You do not have to complete these in advance. However you may choose to get started on them in advance if you wish. You still need to attend the lab even if you have completed the challenges! If you do not complete them in the lab it is recommended that you finish them in your own time.

Open the Replit embedded below. Click “Fork” to save it to your own Replit account. Then share your replit with me by clicking “Share” and inviting me (davidgundry on Replit).

Creating a URL Shortener

URL shorteners take a long URL like this one: example.com/this-is-a-very-long-url?with=some&get=parameters&as=well and return something much more manageable, like this: https://bit.ly/31Kb7nP.

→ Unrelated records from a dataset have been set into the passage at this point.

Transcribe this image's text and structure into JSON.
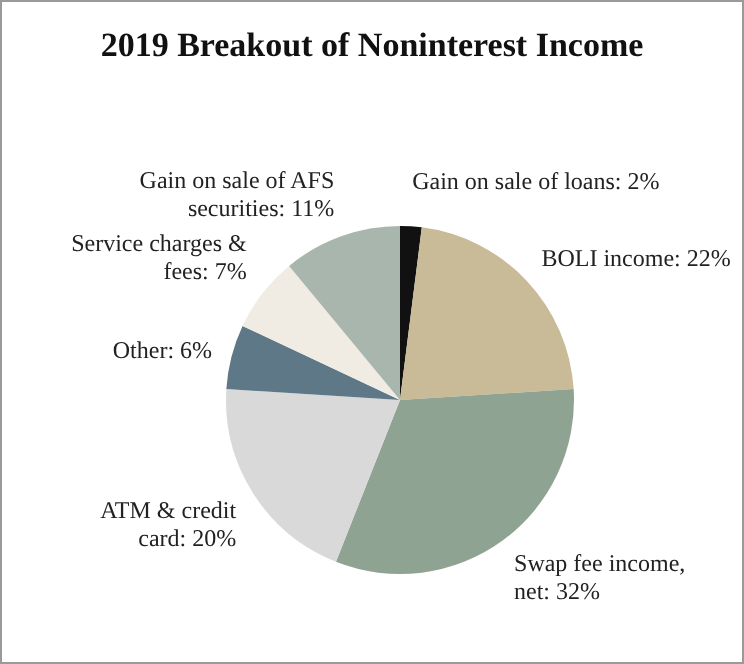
{
  "chart_data": {
    "type": "pie",
    "title": "2019 Breakout of Noninterest Income",
    "categories": [
      "Gain on sale of loans",
      "BOLI income",
      "Swap fee income, net",
      "ATM & credit card",
      "Other",
      "Service charges & fees",
      "Gain on sale of AFS securities"
    ],
    "values": [
      2,
      22,
      32,
      20,
      6,
      7,
      11
    ],
    "value_labels": [
      "2%",
      "22%",
      "32%",
      "20%",
      "6%",
      "7%",
      "11%"
    ],
    "colors": [
      "#111111",
      "#c9bb98",
      "#8fa393",
      "#d9d9d9",
      "#5f7888",
      "#f0ece3",
      "#a9b6ae"
    ],
    "legend": false
  }
}
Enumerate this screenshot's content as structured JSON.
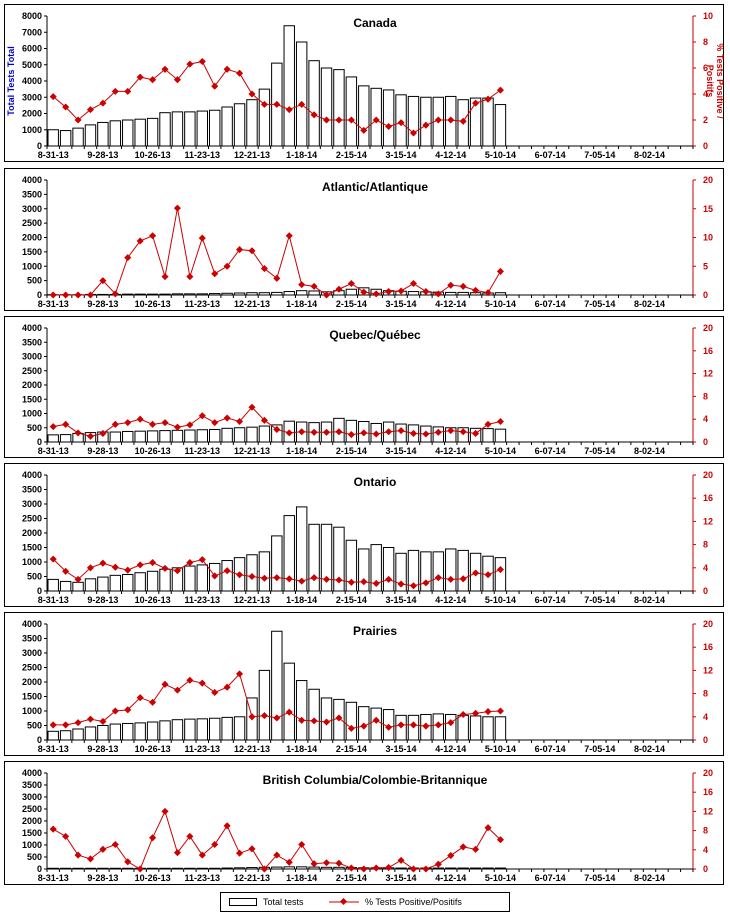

One way of doing this is to store a dictionary of URLs and numerical ids. When a user makes a request to https://<yourserver>/<number>, it redirects them to the URL matching that number.

The example code for this challenge provides bare-bones functionality for a URL shortener that assigns each URL a successive decimal number. So a url like: www.example.com would be 0, then the next url such as www.example.org would be 1. And so on.

Run the code in Replit. This will start a webserver. Then navigate to the URL shown in the Replit demo window. Append /set/<url-to-shorten> to the URL to store an URL with a new ID. Append /<id> to the URL to get the previously-stored shortened url with that ID.

Questions

  1. As of August 2018, the URL shortening service Bitly has shortened over 37.5 billion URLs (Wikipedia). Using the code above, how long would the 37.5 billionth ID be?

  2. Bitly uses 7 character strings for its ids. How do you think they achieve this?

Task

Improve the code above to minimise the length of each ID by representing them in a number system other than decimal. To start off with, you only need to worry about changing the contents of the numberToID() and IDtoNumber() functions.

  1. Start off by representing IDs as hexadecimal. How much does this shorten your IDs? How long would the 37.5 billionth URL be?

  2. Once you’ve done that, see if you can use another number system or encoding that shortens the ID even more. The goal is to come up with the shortest representation possible.

  3. (Optional - extra programming challenge), giving urls successive numbers makes it easy to guess what other peoples’ shortened URLs will be. Rewrite your code to assign numerical ids in a random order.

  4. Once you’ve done that, polish up the functionality of your app and make it pretty.

Remember, not all ASCII characters are safe to transmit over the web in a URL. Many characters need to be percent-encoded, which takes up a lot more space.